India Ratings and Research (Ind-Ra) felt once implemented the EO will have limited near-term impact on the Indian pharma companies, but it may have a bearing on their long-term capital allocation strategies.
“While we do not expect a material immediate impact on the US generics business of Indian pharma companies, its revenue growth and capital allocation strategies may likely be impacted, if the executive order gets implemented. Generic price realisations in the US generic market may not be the highest in the world.
“We expect contract development and manufacturing organisation (CDMO) players to benefit,” says Nishith Sanghvi, director, corporates, Ind-Ra.
However, the ratings agency felt that long-term headwinds for generics were likely.
It said they do not expect a material immediate impact on the US generics business of Indian pharma companies.
However, the long-term revenue growth and capital allocation strategies may be impacted, given the opportunity size may shrink as the generic business derives their market potential from the sales of prescription products.
“The same shall depend on the scale of price decline in those molecules/therapies and companies’ R&D focus areas.

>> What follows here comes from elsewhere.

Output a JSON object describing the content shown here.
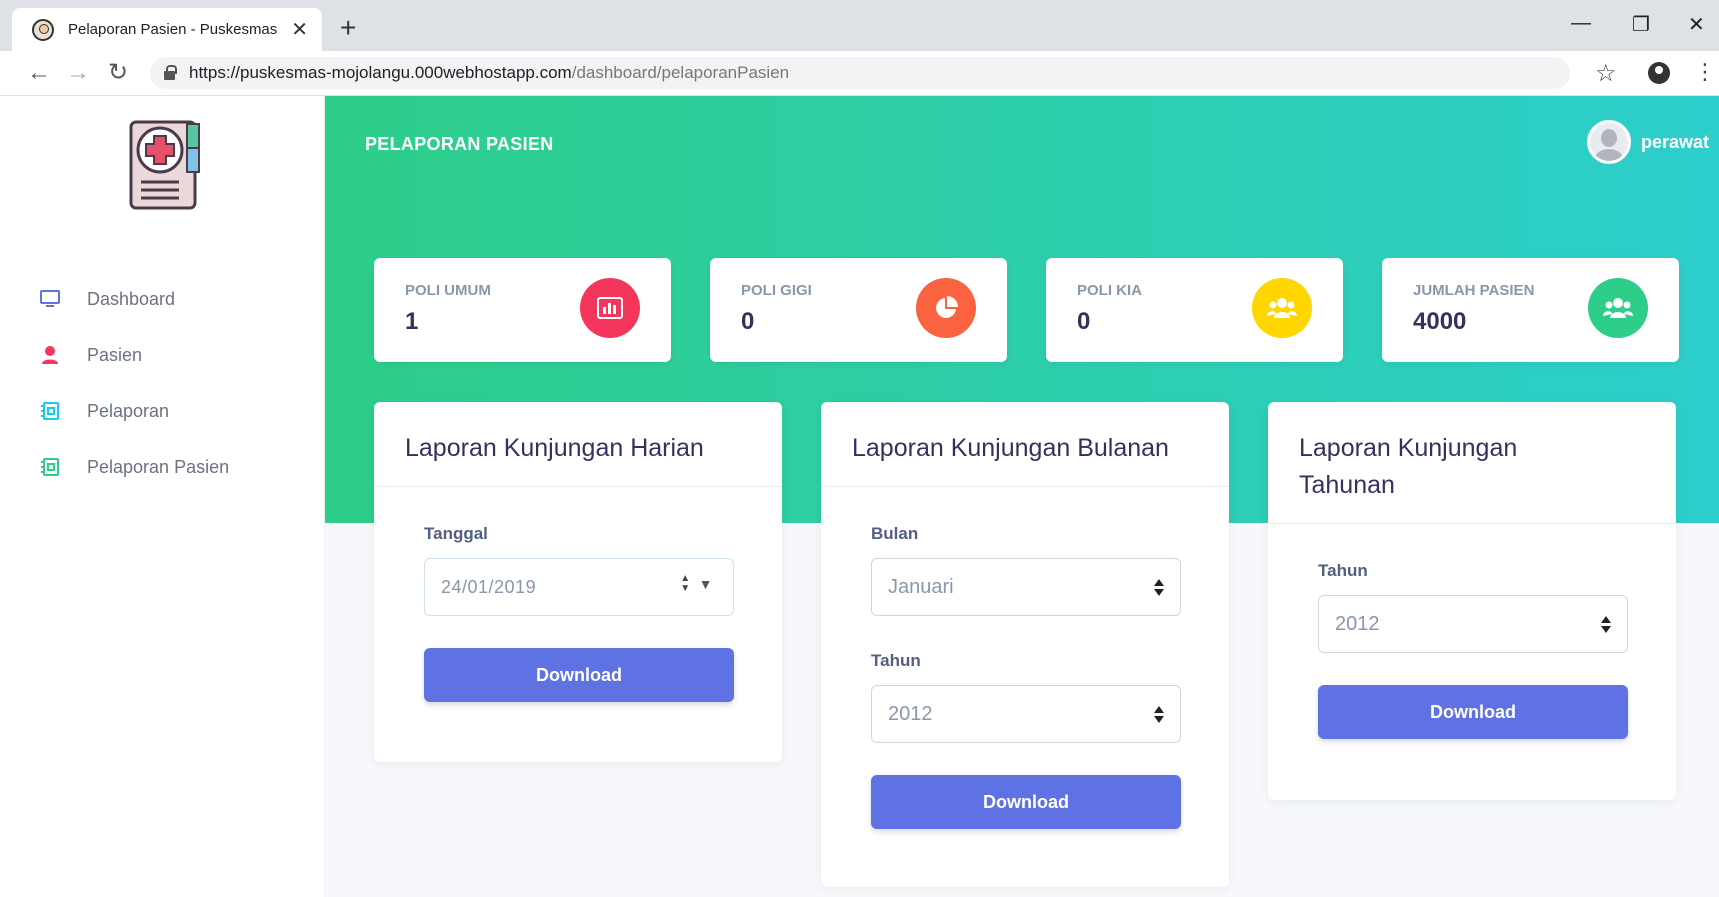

“Indian pharma companies are primarily involved in generic drugs which are 5 per cent of the prescription drugs cost and over 80 per cent cheaper for insurance payers, compared to prescription drugs, in our view.
“However, Indian CDMO players may benefit, given the cost arbitrage of manufacturing in lower cost destinations such as India and strong chemistry skills,” it said.
Price realisations for generic products may not be the highest in the US generic market in relation to other geographies, analysts felt.
Also, price comparisons in various markets may have to be seen in line with the regulatory set up and payer profile in the respective geographies which may have a bearing on the pricing in that market.
Analysts also highlighted that there was limited scope to further reduce generic prices.
India-Ratings’ analysis of 15 listed pharma companies with exposure to the US highlights heavy dependence on the US market at around 35 per cent of the total revenue.
“While the share of US sales had declined during FY21-FY22, it has rebounded markedly during the past three years, leading to an improvement in Ebitda margins. Key generic players have exited the market in the past leading to drug shortages when pricing became non-remunerative.
“Demand-supply dynamics have a huge bearing on generic pricing for the US market,” it said.
This assumes significance in the context of Medicare (federal health insurance) costs in the US going up.
An April report by IQVIA noted that more Medicare (federal health insurance) patients have been facing annual drug costs above $2,000 as prices continue to rise.
Net medicine spending increased by $50 billion (11.4 per cent) in aggregate, from $437 billion in 2023 to $487 billion in 2024.